All students participate in workshop, which is a core component of the residency experience. During your first residency, the workshop will typically include 10-12 students in your genre from all semesters, led by two faculty members. In this format, each student’s work is discussed for an hour during one of the workshop sessions. On occasion we offer smaller workshops led by one faculty member who may build in more general discussion time, reading assignments, and/or exercises. For second-semester students and above, we frequently offer “special” workshops, which might consist of focus areas such as the novel, cross-genre, translation, generative workshops, or other themes.
What is the difference between the Critical Thesis and the Creative Thesis?
The Critical Thesis, completed by the end of your third semester, focuses on close, critical reading on a topic of your choosing. You will have plenty of time to learn the craft of writing a critical essay as you move through the program. Your Creative Thesis, completed by the end of your fourth semester, is a book-length collection of original work (short stories, a novel, poems, essays, or memoir) completed or substantially revised while in the program.

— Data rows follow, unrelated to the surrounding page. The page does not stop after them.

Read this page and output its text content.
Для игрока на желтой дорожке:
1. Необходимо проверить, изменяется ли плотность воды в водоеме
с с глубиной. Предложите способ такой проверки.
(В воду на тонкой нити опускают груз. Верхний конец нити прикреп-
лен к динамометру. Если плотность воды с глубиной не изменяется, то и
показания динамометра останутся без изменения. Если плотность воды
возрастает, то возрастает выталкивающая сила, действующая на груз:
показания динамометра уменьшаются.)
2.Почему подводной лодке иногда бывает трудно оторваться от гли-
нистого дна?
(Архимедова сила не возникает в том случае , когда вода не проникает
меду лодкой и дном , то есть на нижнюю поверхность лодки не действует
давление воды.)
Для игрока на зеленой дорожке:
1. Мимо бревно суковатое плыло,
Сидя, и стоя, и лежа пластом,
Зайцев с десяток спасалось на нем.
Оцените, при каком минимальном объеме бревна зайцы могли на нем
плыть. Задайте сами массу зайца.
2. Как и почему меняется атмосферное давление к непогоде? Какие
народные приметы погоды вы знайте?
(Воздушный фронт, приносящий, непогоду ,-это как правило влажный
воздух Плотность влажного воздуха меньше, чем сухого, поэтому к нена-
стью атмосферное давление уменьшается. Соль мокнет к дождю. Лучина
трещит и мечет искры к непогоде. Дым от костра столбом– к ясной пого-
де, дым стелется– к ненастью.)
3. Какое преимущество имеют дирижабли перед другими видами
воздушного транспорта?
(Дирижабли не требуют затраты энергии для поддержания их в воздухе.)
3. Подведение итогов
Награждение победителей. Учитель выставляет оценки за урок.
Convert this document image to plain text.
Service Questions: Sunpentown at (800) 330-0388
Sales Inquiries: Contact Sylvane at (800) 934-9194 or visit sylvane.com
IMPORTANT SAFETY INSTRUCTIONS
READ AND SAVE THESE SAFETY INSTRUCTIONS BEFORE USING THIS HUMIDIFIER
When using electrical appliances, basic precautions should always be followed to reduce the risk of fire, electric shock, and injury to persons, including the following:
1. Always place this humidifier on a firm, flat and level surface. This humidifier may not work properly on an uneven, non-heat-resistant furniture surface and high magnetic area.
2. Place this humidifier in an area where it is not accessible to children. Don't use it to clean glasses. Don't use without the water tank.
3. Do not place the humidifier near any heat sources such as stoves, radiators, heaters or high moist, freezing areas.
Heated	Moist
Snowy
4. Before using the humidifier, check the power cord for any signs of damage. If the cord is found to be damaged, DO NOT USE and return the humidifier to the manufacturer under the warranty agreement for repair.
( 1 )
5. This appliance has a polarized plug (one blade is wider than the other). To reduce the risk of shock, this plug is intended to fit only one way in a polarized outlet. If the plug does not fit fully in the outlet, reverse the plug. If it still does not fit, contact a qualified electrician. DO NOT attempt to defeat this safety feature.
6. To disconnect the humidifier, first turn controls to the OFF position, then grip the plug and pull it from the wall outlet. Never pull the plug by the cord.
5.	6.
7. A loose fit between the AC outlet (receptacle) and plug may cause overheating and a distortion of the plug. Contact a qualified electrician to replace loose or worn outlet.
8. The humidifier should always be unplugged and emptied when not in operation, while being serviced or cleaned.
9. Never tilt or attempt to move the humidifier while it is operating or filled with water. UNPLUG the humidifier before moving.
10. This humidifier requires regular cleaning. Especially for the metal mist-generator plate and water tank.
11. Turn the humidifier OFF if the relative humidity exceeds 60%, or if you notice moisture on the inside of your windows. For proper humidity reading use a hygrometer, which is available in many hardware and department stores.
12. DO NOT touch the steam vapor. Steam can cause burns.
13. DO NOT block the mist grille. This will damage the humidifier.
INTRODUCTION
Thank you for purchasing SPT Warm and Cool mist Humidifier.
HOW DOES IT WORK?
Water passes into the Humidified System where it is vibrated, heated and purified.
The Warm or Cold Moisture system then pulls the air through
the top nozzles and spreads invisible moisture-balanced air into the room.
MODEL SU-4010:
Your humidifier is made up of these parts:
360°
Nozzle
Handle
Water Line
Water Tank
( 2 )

How are faculty advisor assignments determined?
Prior to residency, students receive faculty bios and teaching statements in order to become familiar with the faculty. During the residency, students have the opportunity to get to know faculty members in a variety of contexts: over a meal, at readings, during workshops and lectures, at receptions, and at faculty interview sessions. Mid-residency, students submit a Faculty Preference Form, on which they list their choice of advisors. Once faculty assignments are made, students confer with their advisors to plan their semester work, set up a schedule for the term, select a preliminary bibliography, and discuss semester goals.